Now try turning the other way. Repeat.
- Stroke only
your shaft, ignoring the head, which will swell and turn red. When it's bright
red and rock hard, stimulate it gently with your fingers.
- Lightly and
slowly run a finger up the under side of your cock, gently pinching the sensitive
vein underneath.
- Here's a complicated
move from The Society for Human Sexuality: Take the penis in both hands, fingers
lightly touching the sides of the shaft. In order to visualize the position,
think of yourself holding a clarinet. Now flick the penis back and forth between
your two hands by holding on to the loose skin of the shaft.
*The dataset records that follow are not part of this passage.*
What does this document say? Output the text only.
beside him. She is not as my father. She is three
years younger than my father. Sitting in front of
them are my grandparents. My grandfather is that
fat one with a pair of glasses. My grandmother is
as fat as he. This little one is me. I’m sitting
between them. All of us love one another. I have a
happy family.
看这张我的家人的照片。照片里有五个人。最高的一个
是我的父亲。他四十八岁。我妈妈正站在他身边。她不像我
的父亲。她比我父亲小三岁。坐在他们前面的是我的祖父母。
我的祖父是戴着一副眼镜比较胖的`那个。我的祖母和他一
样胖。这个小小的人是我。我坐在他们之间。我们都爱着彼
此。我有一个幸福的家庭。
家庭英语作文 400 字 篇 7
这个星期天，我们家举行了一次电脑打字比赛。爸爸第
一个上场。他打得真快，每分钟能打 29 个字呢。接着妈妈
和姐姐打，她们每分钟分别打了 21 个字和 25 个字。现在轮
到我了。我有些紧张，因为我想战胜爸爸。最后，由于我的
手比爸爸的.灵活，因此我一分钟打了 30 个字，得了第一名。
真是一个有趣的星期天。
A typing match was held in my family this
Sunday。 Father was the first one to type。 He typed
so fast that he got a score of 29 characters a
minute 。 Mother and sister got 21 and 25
Shuttling it
back and forth in this manner may not seem incredibly thrilling at
first, but pretty soon, as it builds up momentum, it will drive you out of
your mind. Orgasms encountered via this method are sometimes messy, but always
memorable.
If you've mastered
these techniques and would like to try something different, consider purchasing an
erection ring,
which will delay and enhance your orgasm. You might also experiment
with sex toys for men, such as
penis pumps,
virtual sheaths,
masturbators and
extenders.
Try different kinds of
lubrication,
such as oil, water or
silicone-based lubes.
Start a collection of adult videos, magazines and other "inspirational"
materials. Try masturbating with a pillow or other soft substance. Your possibilities
are really limitless.
Partner Masturbation
Once you and your partner have reached a level of intimacy that allows both
of you to feel comfortable discussing solo sex, you might enjoy practicing masturbation
together, either on yourselves (mutual masturbation) or on one another (also known as genital massage).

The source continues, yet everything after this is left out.